To understand following answer some background required:
Am I performing the tests in a wrong way?
Yes, you're performing test somewhat incorrectly. The problem is that your test is using PERSISTENT connection to send 10 requests. You can easily check it by running following test and you won't have any connection resets (because you send only one request per connection):
httperf --server=127.0.0.1 --port=80 --uri=/ --num-conns=10 --num-calls=1
Why am I getting this connection resets?
If you look at the nginx documentation, you will find this:
Old worker processes, receiving a command to shut down, stop accepting new connections and continue to service current requests until all such requests are serviced. After that, the old worker processes exit.
Which is true, but documentation doesn't mention what is happening with persistent connections. I found answer in the old mailing list. After currently running request is served, nginx will initiate persistent connection close by sending [FIN, ACK]
to the client.
To check it, I used WireShark and configured server with one simple worker, which on request sleeps 5 seconds and then replies.

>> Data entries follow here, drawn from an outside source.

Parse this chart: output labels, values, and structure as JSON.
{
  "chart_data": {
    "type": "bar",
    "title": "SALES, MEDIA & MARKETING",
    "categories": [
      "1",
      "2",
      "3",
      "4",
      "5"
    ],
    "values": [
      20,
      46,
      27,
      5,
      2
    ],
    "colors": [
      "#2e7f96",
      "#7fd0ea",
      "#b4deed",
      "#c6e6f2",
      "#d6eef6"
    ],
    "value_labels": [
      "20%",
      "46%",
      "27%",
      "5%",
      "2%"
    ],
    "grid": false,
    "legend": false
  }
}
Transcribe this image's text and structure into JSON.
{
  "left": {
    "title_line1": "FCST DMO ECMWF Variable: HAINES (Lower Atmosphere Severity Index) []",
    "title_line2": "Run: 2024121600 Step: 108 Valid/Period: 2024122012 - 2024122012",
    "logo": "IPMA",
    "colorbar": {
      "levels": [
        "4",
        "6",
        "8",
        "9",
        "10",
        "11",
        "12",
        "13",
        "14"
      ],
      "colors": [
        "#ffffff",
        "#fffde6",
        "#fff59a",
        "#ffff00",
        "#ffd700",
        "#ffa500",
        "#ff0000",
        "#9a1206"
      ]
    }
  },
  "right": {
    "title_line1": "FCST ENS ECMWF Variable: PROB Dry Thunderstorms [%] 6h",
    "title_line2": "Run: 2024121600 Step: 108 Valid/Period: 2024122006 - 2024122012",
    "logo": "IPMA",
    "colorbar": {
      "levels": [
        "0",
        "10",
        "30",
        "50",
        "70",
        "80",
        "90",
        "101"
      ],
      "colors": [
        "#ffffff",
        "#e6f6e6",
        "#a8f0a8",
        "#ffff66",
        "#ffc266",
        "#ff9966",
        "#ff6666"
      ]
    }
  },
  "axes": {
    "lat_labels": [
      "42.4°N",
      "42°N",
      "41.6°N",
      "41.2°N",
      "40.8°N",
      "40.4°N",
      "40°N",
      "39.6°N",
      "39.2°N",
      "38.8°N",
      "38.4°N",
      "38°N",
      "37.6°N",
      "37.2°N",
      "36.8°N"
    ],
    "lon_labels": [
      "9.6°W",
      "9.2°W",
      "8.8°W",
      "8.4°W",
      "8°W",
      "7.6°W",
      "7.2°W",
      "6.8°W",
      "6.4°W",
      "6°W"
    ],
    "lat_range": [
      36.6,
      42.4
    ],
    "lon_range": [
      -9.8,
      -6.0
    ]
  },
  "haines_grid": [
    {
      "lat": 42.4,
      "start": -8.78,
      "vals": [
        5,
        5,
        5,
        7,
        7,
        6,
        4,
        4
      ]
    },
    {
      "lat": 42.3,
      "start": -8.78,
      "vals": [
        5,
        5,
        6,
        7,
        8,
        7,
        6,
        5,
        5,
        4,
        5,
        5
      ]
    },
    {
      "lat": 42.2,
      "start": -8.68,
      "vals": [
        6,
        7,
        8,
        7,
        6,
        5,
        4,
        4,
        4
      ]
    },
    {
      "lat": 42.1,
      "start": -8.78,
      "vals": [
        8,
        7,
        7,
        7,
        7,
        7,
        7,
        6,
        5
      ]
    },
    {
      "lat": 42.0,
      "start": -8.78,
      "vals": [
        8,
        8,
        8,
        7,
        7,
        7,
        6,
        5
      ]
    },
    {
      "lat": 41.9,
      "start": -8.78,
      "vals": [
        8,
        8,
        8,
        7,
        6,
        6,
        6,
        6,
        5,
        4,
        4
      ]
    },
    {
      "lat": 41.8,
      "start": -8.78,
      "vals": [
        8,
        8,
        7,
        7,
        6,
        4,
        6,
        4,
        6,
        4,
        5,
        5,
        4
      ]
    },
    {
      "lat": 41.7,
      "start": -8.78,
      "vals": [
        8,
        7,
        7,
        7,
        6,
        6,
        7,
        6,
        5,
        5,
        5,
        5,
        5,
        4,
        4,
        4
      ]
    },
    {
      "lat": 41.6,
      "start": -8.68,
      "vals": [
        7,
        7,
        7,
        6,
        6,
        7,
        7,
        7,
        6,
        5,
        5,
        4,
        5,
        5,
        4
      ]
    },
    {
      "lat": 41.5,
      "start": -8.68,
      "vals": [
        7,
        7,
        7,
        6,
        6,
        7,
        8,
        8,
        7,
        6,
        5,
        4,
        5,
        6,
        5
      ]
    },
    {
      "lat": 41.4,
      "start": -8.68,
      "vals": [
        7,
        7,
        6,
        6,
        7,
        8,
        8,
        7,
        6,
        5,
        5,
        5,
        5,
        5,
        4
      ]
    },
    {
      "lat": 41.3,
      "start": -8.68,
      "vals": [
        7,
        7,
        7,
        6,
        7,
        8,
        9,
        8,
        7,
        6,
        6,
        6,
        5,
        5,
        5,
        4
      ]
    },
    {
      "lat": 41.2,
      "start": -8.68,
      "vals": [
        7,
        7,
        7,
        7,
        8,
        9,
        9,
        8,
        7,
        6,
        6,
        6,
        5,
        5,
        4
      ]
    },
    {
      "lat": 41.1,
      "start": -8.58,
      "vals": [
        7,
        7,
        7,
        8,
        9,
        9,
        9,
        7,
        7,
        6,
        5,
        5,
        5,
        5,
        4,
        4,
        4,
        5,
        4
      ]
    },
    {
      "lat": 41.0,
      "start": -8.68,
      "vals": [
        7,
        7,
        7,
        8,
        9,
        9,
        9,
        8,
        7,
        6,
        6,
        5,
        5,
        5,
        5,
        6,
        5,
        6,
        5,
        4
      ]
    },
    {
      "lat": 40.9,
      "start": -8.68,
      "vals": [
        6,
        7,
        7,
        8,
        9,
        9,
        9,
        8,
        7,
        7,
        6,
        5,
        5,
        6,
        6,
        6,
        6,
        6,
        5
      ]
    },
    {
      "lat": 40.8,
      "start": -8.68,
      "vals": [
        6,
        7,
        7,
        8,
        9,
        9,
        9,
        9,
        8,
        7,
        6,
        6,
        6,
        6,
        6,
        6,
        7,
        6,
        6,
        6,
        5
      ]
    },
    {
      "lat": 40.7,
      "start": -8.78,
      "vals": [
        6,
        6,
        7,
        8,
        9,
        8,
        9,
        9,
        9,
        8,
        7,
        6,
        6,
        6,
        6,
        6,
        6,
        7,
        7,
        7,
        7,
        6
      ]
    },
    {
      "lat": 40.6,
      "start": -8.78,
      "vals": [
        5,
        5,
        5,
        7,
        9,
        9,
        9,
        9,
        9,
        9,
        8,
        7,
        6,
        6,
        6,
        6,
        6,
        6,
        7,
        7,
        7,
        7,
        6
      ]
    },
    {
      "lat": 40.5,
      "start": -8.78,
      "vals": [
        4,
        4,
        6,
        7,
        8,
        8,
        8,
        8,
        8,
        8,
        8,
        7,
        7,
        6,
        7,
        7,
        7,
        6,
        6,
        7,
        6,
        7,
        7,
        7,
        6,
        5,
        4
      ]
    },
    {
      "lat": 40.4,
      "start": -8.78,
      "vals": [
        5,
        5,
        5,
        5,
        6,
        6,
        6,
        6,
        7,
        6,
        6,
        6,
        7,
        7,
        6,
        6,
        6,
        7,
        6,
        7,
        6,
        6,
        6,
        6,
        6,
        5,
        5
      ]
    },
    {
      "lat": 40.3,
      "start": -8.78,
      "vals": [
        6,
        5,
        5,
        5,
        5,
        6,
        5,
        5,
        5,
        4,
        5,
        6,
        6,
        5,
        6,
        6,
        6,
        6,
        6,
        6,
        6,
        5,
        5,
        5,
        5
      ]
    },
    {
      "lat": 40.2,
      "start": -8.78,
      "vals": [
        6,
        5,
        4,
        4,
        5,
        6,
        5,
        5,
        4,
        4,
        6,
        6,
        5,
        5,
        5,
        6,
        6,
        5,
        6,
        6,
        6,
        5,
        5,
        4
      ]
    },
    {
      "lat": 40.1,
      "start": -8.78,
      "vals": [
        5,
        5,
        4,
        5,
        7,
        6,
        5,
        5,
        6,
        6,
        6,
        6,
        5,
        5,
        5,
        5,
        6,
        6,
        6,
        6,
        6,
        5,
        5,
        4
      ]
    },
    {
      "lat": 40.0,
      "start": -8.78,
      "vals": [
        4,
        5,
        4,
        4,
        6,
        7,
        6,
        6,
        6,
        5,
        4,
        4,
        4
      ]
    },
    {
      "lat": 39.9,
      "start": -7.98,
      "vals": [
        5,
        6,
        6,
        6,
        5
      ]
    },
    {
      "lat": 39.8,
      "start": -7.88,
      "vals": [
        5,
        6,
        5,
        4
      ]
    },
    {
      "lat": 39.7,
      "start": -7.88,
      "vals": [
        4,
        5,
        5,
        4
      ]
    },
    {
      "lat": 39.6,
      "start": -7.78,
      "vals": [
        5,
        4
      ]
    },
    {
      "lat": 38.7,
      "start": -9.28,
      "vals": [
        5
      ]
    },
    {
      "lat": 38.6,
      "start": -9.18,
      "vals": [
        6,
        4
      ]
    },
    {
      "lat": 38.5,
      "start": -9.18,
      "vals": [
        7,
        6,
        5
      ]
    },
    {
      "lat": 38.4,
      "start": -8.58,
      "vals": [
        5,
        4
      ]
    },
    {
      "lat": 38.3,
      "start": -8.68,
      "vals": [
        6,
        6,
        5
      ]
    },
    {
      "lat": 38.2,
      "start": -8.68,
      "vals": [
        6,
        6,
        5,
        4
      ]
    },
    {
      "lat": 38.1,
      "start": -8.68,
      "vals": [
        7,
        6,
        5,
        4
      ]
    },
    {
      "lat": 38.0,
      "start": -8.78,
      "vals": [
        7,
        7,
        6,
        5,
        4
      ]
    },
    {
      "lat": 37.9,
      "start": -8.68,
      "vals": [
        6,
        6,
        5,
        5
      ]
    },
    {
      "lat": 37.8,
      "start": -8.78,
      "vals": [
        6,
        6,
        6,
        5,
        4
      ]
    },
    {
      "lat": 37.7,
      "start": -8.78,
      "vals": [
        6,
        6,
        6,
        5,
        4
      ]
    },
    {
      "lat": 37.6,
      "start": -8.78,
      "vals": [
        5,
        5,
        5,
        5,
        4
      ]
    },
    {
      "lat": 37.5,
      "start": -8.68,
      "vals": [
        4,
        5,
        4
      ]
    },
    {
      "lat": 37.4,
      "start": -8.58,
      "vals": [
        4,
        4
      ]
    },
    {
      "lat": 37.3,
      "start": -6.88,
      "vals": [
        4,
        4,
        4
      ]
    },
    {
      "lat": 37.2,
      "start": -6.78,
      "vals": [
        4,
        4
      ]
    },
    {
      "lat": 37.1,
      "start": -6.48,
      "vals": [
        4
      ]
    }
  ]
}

I used following command to send request:
httperf --server=127.0.0.1 --port=80 --uri=/ --num-conns=1 --num-calls=2
After issuing previously mentioned command I reloaded nginx (while it was handling first request). Here are packages sniffed by WireShark:

- 3892-3894 - usual TCP connection establishment.
- 3895 - client sent first request.
- 3896 - server acknowledges 3895.
- here
nginx reload
was executed.
- 4089 - server sent response.
- 4090 - server sent close connection signal.
- 4091 - client acknowledges 4089.
- 4092 - client acknowledges 4090.
- 4093 - client sent second request (WTF?)
- 4094 - client sent close connection signal.
- 4095 - server acknowledges 4093.
- 4096 - server acknowledges 4094.
That's okey, that server didn't send any response to the second request. According to TCP connection termination:
The side that has terminated can no longer send any data into the connection, but the other side can. The terminating side should continue reading the data until the other side terminates as well.
Next question is why 4093 happened after client received close connection signal from server?
Probably this is the answer:
I would say that the POST happens at the same time as the FIN, i.e. the client sent the POST because its TCP stack did not process the FIN from the server yet. Note that packet capturing is done before the data are processed by the system.
I can't comment on this, since I'm not an expert in networking. Maybe somebody else can give more insightful answer why second request was sent.
UPD Previously linked question is not relevant. Asked separate question about the problem.
Is there a solution to this problem?
As were mentioned in the mailing list:
HTTP/1.1 clients are required to handle keepalive connection close, so this shouldn't be a problem.
I think it should be handled on client side. And if connection is closed by server, client should open new connection and retry request.
I actually need a load balancer which I can dynamically add and remove servers from it, any better solutions which fits my problem?
I don't know about other servers, so can't advise here.
As soon as your clients can handle connection close properly there shouldn't be any reason preventing you from using nginx.